Le travail de restauration pour un film comme Elephant Man ou Satantango, ça prend combien de temps ?

Sur ces deux exemples là, par exemple, ce qui est le cas sur pas mal de films ce n’est pas nous qui activons la restauration, qui la faisons. Pour Satantango, c’est un ayant droit américain, Arbelos, qui est à la fois distributeur aux U.S., vendeur international et qui fait de la restauration. Arberlos, ce sont des amis. Ils ont restauré le film par rapport à sa sortie aux U.S. et qui après le rend disponible via le vendeur.

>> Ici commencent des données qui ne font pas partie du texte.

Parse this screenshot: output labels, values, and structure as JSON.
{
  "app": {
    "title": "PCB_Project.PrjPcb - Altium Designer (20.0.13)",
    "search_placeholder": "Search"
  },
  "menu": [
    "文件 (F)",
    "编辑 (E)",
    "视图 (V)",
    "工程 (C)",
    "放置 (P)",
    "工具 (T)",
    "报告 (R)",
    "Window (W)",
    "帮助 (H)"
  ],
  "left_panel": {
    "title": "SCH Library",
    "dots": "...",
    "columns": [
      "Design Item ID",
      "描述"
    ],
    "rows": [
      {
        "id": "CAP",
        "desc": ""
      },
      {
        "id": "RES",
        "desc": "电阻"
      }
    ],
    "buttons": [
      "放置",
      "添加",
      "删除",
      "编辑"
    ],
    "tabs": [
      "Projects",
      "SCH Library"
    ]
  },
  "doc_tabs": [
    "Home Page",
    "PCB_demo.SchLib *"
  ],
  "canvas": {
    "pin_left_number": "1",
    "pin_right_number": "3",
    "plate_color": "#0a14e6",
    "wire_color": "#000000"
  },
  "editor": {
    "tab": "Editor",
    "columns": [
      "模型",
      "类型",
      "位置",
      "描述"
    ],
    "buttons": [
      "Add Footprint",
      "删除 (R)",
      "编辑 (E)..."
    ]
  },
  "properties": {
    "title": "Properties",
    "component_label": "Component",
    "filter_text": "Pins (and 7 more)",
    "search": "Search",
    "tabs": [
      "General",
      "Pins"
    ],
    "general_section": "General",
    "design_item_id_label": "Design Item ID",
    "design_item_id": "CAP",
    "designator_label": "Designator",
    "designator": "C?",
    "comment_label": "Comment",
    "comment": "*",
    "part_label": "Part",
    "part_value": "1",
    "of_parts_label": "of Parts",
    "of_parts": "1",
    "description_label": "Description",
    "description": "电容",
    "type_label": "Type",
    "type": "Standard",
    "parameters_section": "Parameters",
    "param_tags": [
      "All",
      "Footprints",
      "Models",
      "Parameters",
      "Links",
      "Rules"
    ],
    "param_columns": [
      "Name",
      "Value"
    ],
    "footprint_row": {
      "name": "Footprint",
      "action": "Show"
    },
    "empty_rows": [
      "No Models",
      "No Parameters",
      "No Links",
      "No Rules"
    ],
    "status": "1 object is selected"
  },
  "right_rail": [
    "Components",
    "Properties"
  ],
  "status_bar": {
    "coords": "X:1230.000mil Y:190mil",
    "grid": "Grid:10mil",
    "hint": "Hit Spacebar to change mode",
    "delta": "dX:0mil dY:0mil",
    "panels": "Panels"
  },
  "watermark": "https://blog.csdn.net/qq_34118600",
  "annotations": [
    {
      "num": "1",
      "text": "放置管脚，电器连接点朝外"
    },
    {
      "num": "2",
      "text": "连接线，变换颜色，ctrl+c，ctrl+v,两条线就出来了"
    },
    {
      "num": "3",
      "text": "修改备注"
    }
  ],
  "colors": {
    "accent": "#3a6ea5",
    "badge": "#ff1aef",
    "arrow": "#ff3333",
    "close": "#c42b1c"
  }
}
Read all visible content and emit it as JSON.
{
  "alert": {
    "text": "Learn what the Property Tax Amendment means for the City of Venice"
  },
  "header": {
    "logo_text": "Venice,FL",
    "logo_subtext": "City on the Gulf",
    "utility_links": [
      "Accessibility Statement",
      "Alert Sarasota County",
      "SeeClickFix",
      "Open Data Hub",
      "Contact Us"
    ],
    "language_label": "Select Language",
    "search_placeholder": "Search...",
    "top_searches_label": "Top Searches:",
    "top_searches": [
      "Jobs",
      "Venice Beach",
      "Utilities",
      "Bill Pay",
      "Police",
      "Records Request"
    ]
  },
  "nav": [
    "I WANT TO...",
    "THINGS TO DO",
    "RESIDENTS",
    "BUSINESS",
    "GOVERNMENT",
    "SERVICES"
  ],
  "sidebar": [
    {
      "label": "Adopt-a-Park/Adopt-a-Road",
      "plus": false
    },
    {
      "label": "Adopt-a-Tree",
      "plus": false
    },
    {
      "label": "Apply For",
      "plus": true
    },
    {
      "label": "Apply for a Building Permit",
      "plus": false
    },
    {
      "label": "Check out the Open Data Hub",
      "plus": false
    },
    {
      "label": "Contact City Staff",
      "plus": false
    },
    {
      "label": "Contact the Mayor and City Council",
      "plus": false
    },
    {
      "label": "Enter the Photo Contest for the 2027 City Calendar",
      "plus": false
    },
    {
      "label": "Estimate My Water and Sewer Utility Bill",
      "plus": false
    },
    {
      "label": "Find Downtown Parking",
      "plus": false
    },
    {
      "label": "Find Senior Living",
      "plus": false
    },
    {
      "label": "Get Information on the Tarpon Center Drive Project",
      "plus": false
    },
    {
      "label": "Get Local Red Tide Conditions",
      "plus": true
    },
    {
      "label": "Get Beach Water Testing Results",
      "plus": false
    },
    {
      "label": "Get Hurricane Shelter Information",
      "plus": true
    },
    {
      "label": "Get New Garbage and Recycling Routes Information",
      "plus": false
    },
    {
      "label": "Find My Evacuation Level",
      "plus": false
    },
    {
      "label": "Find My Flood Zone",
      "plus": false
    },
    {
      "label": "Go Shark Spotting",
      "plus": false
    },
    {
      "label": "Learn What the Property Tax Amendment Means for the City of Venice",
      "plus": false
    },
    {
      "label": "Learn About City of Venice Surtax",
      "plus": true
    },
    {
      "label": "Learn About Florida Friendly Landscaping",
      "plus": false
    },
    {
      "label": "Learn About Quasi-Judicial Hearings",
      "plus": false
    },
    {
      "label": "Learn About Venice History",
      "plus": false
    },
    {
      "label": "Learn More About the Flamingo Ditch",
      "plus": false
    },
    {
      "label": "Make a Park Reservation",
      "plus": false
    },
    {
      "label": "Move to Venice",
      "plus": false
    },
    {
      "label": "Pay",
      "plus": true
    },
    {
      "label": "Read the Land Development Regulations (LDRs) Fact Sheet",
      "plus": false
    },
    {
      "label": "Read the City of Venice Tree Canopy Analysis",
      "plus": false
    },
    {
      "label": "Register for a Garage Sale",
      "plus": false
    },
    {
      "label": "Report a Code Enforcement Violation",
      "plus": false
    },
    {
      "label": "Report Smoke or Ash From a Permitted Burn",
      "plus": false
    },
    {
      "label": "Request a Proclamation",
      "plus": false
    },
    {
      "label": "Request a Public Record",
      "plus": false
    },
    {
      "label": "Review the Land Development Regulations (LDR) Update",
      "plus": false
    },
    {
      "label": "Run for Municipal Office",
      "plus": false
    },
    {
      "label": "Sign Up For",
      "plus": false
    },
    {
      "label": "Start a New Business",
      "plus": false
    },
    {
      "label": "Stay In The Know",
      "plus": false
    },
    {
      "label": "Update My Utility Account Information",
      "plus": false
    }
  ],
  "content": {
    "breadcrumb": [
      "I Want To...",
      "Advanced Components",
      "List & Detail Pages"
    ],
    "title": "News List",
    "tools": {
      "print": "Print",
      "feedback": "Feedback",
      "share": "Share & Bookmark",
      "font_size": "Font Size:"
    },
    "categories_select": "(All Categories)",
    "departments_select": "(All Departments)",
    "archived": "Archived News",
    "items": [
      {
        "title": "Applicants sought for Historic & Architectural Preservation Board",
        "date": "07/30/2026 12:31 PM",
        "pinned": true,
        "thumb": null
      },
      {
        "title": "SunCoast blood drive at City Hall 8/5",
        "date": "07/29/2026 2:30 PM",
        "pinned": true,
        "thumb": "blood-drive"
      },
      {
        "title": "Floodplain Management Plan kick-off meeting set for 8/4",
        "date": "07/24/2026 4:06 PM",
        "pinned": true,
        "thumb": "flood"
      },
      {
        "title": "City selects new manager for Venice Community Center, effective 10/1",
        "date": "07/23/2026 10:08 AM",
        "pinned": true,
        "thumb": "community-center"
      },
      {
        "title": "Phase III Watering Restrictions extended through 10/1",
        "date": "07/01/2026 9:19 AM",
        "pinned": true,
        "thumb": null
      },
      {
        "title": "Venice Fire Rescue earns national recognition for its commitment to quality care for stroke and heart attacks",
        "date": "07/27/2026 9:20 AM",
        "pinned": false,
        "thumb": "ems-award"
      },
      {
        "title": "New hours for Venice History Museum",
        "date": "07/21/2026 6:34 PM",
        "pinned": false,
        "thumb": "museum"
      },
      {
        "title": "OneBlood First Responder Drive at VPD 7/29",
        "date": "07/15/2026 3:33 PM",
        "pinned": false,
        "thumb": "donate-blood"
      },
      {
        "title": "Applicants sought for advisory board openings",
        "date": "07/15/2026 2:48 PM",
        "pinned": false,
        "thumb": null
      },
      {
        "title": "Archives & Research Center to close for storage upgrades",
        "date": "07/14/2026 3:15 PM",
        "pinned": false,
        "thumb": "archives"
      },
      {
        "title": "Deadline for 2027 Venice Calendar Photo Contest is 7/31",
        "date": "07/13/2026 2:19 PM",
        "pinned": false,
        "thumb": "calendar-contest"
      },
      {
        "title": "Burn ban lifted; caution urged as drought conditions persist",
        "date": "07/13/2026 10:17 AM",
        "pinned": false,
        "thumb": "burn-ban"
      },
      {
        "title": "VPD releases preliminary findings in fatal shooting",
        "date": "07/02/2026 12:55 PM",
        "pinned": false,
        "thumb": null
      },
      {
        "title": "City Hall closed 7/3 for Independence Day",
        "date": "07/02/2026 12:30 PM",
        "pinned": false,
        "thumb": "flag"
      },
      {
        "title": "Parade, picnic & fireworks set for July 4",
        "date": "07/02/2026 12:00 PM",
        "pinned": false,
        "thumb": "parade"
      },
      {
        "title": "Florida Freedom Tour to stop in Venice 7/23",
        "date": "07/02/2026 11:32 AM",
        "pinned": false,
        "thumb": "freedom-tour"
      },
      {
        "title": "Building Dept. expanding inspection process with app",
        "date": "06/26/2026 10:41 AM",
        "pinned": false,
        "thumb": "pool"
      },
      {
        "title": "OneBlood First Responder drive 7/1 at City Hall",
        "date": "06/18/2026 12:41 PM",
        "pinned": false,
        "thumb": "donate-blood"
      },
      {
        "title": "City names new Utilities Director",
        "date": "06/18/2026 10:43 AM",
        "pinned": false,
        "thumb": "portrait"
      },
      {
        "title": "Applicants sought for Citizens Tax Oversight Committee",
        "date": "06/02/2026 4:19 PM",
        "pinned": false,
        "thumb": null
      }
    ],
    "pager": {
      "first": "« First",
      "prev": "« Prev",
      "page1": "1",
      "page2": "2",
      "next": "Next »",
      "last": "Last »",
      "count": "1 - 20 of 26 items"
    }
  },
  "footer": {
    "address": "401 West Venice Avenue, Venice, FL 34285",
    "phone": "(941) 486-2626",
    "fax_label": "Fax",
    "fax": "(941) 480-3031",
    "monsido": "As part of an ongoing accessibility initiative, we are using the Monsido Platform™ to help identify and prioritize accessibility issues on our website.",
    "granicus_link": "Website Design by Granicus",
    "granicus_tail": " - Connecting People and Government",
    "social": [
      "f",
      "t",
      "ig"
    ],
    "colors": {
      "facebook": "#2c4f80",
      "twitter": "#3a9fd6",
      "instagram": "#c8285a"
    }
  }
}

Elephant Man, c’est Studio Canal, qui représente le film, sauf aux U.S. où c’est Paramount, qui décide de restaurer le film et, nous, on travaille avec eux sur la partie cinéma. On ressort le film en salles. En vidéo, ce n’est pas nous. Donc là, c’est studio Canal qui restaure en tant qu’ayant droit monde. Et nous en tant que distributeurs salles, on a à disposition cette restauration à notre disposition.

Il y a certains films en revanche où il n’y a pas forcément d’éléments restaurés, où ce qu’on reçoit est correct mais où il encore faut accentuer la restauration. On peut soit faire une restauration de A à Z, par exemple sur les Charles Matton, soit améliorer un élément qui n’est pas forcément au niveau de ce qu’on souhaite par rapport au marché français et des exigences du marché français, soit avoir un élément nickel comme pour Satantango ou Elephant man, où la restauration est parfaite de A à Z, aux meilleurs critères de conditions techniques. Il n’y a rien à faire en termes de restauration. Derrière, on fait le travail de distributeur, éditeur. Tout ça c’est plusieurs mois évidemment.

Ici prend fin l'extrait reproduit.